Santa Ana, California - Special agents with the FBI Tuesday morning arrested an Orange County man on federal charges of soliciting and receiving illegal kickbacks from corrupt sober living homes in exchange for finding them new patients in a process known as “body brokering.”
Darius Jarell Moore, 27, of Santa Ana, is charged with one count of solicitation and receipt of payment in return for referring a patient to a recovery home or clinical treatment facility. Moore is scheduled to make his initial appearance this afternoon in United States District Court in Santa Ana.
An affidavit filed with the complaint alleges Moore received hundreds of thousands of dollars in kickbacks from four Orange County facilities with two separate ownership groups via a shell company – Moore Recovery Solutions LLC, a Santa Ana-based business. The kickbacks allegedly were covered up by bogus contracts for “marketing” services.
According to the affidavit, “Patient brokering has created a situation where substance abusers with no desire to stop using drugs are able to gain income from their insurance benefits by periodically participating in treatment programs.…The facilities generally know patient brokers pay patients and give patients drugs, but they maintain deniability by discharging patients who admit they were paid and stopping work with particular patient brokers as soon as such actions become overtly known.”
The complaint specifically alleges that Moore in October 2020 accepted a $16,000 kickback wired to a bank account held in the name of Moore Recovery Solutions from a checking account of a corrupt sober living home. The affidavit further details more than $350,000 in illegal kickbacks that the sober living homes allegedly paid to Moore in exchange for recruiting new patients. The sober living homes then submitted claims to health insurers.
The affidavit also details a recorded conversation between Moore and a sober living home employee discussing the clients Moore had placed into the facility and the cash value of the clients.
In December 2020, investigators executing search warrants at Moore’s residence found marketing agreements between Moore Recovery Solutions and two sober living homes that agreed to pay him $70,000 per month and $10,000 per month, respectively, but no other evidence that Moore’s company was a legitimate marketing service, according to the affidavit.
Investigators also found text messages from patients to Moore asking for money and asking to be placed in treatment. In response, Moore told the patients he would only talk to them through Signal, an encrypted communication application.

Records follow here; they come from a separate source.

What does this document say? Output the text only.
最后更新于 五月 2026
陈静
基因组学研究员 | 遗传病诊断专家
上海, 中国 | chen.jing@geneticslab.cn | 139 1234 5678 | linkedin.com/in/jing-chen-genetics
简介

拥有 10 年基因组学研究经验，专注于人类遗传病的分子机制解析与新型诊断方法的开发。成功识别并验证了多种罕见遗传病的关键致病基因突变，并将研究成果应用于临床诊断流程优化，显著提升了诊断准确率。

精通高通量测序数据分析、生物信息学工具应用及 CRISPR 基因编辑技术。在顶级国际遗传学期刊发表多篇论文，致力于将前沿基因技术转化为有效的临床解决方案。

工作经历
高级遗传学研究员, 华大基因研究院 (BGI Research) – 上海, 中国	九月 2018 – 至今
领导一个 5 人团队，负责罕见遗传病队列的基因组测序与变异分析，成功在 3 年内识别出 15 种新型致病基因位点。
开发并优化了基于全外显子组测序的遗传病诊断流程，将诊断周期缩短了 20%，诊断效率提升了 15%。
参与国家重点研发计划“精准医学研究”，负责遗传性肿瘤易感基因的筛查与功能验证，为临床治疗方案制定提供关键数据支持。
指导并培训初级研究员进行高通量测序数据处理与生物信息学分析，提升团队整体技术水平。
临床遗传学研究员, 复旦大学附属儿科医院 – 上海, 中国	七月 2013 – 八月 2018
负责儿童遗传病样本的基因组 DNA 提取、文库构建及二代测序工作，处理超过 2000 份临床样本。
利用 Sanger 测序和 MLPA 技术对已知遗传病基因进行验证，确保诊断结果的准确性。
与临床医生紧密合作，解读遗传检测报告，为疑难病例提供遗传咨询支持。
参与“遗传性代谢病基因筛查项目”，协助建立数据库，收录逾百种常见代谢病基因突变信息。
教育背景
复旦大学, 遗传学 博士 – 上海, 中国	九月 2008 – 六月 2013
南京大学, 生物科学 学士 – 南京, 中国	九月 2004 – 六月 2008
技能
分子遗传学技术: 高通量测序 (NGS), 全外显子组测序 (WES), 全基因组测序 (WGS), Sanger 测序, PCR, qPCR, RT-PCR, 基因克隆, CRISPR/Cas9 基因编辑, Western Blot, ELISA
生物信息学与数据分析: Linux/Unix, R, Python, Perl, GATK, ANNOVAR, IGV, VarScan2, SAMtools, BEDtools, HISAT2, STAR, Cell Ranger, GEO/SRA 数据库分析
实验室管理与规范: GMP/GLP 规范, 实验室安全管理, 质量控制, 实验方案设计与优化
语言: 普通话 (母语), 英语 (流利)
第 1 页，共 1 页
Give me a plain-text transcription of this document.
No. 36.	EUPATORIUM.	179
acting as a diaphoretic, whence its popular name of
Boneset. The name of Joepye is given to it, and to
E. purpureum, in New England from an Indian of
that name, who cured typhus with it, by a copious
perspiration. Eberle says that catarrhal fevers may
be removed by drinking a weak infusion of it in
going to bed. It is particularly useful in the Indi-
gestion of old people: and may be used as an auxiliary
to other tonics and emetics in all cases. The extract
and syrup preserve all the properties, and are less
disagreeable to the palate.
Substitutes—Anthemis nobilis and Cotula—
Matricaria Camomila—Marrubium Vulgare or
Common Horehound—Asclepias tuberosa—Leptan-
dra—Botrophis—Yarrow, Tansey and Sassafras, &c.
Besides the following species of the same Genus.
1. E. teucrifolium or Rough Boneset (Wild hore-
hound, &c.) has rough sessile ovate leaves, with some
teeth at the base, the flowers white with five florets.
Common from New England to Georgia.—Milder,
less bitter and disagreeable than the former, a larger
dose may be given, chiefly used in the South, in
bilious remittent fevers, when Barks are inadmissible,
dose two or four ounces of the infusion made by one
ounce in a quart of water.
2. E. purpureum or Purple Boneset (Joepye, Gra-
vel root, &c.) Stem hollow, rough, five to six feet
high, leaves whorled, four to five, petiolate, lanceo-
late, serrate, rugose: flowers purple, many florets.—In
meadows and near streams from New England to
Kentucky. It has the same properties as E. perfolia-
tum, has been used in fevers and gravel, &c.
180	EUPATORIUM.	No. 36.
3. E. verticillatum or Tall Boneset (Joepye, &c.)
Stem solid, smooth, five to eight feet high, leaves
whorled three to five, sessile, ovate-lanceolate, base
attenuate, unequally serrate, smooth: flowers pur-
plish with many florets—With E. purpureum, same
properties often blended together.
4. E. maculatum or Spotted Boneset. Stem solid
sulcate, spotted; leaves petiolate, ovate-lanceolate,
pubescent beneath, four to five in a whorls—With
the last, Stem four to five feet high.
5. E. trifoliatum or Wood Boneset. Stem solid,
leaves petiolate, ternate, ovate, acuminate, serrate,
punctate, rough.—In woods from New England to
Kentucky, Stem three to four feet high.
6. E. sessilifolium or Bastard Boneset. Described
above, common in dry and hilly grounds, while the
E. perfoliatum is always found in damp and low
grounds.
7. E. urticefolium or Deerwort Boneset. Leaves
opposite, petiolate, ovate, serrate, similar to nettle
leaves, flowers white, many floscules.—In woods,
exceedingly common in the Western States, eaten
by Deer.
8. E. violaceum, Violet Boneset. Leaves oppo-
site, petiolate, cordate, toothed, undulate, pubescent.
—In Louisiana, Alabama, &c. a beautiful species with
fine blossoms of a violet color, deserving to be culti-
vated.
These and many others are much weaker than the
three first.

A complaint contains allegations that a defendant has committed a crime. Every defendant is presumed innocent until and unless proven guilty beyond a reasonable doubt.
If convicted, Moore would face a statutory maximum sentence of 10 years in federal prison.
This matter was investigated by the FBI, the United States Office of Personnel Management – Office of Inspector General, and the California Department of Insurance.
This case is being prosecuted by Assistant United States Attorney Benjamin R. Barron, Chief of the Santa Ana Branch Office, and DOJ Trial Attorney Justin Givens of the Criminal Division’s Fraud Section.